Tak kulihat Whitney bersamanya. Tapi aku memilih untuk diam saja. Akan lebih baik kalau aku tak berkomentar apapun. Setidaknya aku bisa sedikit terbebas dari tingkahnya yg menyebalkan. Akan lebih baik kalau aku konsentrasi dg tugasku.
 Dan ternyata pantai Namoss ini benar-benar lokasi yg bagus untuk pemotretan. Aku bisa melihat pasir pantainya yg putih dan bersih dari sampah plastik. Yg ada hanya sampah dedaunan kering yg berasal dari pepohonan yg ada disekitarnya. Air lautnya yg jernih tidak menyembunyikan dasar dangkalnya yg jelas membayang. Beberapa batu karang yg besar tampak menonjol dg teksturnya yg terlihat jelas dan kasar.
"Ayo Maz. Dimake up dulu," panggil Mbak Rasti yg jadi make up artist kali ini. Kulihat Jeffry jg telah ditangani oleh yg lain. Akupun mendekat.
Ruang ganti kali ini ada dibalik batu-batu karang besar itu. Saat aku telah selesai berganti baju dan keluar, kulihat Jeffry telah mulai diambil fotonya. Dan baru saat itulah aku baru paham dg konsep hitam putih yg Mas Arya katakan kemarin. Kulihat make up Jeffry dibuat sedikit agak tajam dg eye liner lumayan tebal dan tatanan rambut yg acak. Bajunya jg mencerminkan anak muda yg rebellious, bebas, liar namun toh tetap menawan dan jantan. Celana jeans hitamnya robek-robek, dg t-shirt yg juga terkoyak sehingga menampakkan sebagian besar tubuh bagian atasnya. Jeffry benar-benar bisa menyatu dg karakter yg ia wakili. Pantas dia menjadi topik hangat didunia entertainment akhir-akhir ini.  Berbeda dgku yg terkesan rapi, kalem dan mewakili citra anak baik-baik.

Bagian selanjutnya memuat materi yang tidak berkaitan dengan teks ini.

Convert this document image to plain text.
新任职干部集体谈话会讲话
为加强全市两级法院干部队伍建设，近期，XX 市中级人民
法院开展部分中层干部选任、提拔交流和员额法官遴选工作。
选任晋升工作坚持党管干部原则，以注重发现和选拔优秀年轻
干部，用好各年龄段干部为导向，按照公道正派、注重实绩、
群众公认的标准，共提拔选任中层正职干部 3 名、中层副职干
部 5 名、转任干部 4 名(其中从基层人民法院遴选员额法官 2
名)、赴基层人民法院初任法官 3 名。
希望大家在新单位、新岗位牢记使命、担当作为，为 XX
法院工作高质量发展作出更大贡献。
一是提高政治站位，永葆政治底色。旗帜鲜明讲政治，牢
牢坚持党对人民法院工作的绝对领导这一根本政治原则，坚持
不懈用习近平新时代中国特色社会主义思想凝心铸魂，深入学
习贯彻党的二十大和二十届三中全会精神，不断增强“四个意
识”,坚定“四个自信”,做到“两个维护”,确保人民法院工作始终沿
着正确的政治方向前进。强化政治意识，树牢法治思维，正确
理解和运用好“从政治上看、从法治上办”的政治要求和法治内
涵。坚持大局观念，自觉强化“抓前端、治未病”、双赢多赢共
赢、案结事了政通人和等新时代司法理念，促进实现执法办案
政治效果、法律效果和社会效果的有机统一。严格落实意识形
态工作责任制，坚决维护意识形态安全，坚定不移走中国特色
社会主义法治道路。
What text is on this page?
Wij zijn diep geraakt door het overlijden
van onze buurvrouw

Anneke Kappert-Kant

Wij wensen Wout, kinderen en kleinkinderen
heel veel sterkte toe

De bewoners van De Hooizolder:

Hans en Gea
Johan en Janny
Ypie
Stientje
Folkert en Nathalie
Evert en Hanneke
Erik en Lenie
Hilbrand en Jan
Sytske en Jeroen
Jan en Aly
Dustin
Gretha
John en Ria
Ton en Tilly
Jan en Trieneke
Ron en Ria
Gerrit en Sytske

Mungkin memang itu yg mereka pikirkan saat melihatku, pikirku kecut. Jujur, kadang aku ingin bisa memiliki sisi liar seperti yg Jeffry miliki, meski aku tak yakin aku menginginkan menjadi super liar seperti cowok sinting itu.
"Dimaz! Giliranmu! Jeffry ganti bajunya!" perintah Mas Arya, menyadarkanku dari lamunan singkat ku. Aku segera mendekatinya.
"Gak perlu terpesona seperti itu melihatku," bisik Jeffry pelan saat melewatiku.
"You wish!" balasku jengkel.
Pemotretan berjalan lancar. Kami berganti baju beberapa kali dg konsep yg sama. Jeffry mewakili sisi liar dari anak muda yg pemberontak yg bebas dan sedikit buas. Sementara aku mewakili sosok anak muda yg baik-baik dan polos. Kami juga diambil foto bersama dlm shoot yg lumayan banyak. Aku sempat dibuat salut oleh kemampuan Jeffry yg bisa begitu menyatu dg karakter yg diinginkan oleh Mas Arya, juga dg baju yg dia kenakan. Dia bahkan memberiku sedikit saran bagaimana harus membaur dalam tema kali ini. Tak heran dia mampu, karena setahuku, dia telah merambah ke dunia akting. Dan ku dengar, dia mendapat review yg bagus dari beberapa orang kritikus film. Meski aku tak suka mengakuinya, aku berterimakasih atas kebaikannya berbagi tips.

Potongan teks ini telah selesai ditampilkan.